Department of Biotechnological and Applied Clinical Sciences, University of L'Aquila, L'Aquila, Italy.
Centre for Cell Signalling and Inflammation, Department of Medicine, Imperial College London, London, United Kingdom.
Cancer Res. 2018 Mar 1;78(5):1275-1292. doi: 10.1158/0008-5472.CAN-17-1833. Epub 2017 Dec 26.
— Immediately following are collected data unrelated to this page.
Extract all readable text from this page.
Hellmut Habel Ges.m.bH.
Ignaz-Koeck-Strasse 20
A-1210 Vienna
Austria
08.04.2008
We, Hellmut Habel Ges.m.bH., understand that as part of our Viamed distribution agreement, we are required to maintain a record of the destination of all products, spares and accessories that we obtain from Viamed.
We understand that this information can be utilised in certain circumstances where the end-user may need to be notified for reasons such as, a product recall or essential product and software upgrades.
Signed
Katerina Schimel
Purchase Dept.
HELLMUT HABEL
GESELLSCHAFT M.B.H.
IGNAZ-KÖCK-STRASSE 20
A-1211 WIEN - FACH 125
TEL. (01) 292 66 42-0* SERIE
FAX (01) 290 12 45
T-cell exclusion from the tumor microenvironment (TME) is a major barrier to overcoming immune escape. Here, we identify a myeloid-intrinsic mechanism governed by the NF-κB effector molecule GADD45β that restricts tumor-associated inflammation and T-cell trafficking into tumors. In various models of solid cancers refractory to immunotherapies, including hepatocellular carcinoma and ovarian adenocarcinoma, inhibition in myeloid cells restored activation of proinflammatory tumor-associated macrophages (TAM) and intratumoral immune infiltration, thereby diminishing oncogenesis. Our results provide a basis to interpret clinical evidence that elevated expression of confers poor clinical outcomes in most human cancers. Furthermore, they suggest a therapeutic target in GADD45β for reprogramming TAM to overcome immunosuppression and T-cell exclusion from the TME. These findings define a myeloid-based immune checkpoint that restricts T-cell trafficking into tumors, with potentially important therapeutic implications to generally improve the efficacy of cancer immunotherapy. .
T 细胞从肿瘤微环境 (TME) 中被排除是克服免疫逃逸的主要障碍。在这里,我们确定了一种由 NF-κB 效应分子 GADD45β 控制的髓系内在机制,该机制限制了肿瘤相关炎症和 T 细胞向肿瘤内的迁移。在各种对免疫疗法有抗性的实体癌模型中,包括肝癌和卵巢腺癌,髓系细胞的抑制恢复了促炎肿瘤相关巨噬细胞 (TAM) 的激活和肿瘤内免疫浸润,从而减少了肿瘤发生。我们的结果为解释临床证据提供了依据,即大多数人类癌症中表达水平升高与不良的临床结果相关。此外,它们表明 GADD45β 是一个治疗靶点,用于重编程 TAM 以克服免疫抑制和 T 细胞从 TME 中的排除。这些发现定义了一种基于髓系的免疫检查点,限制了 T 细胞向肿瘤的迁移,这可能对普遍提高癌症免疫疗法的疗效具有重要的治疗意义。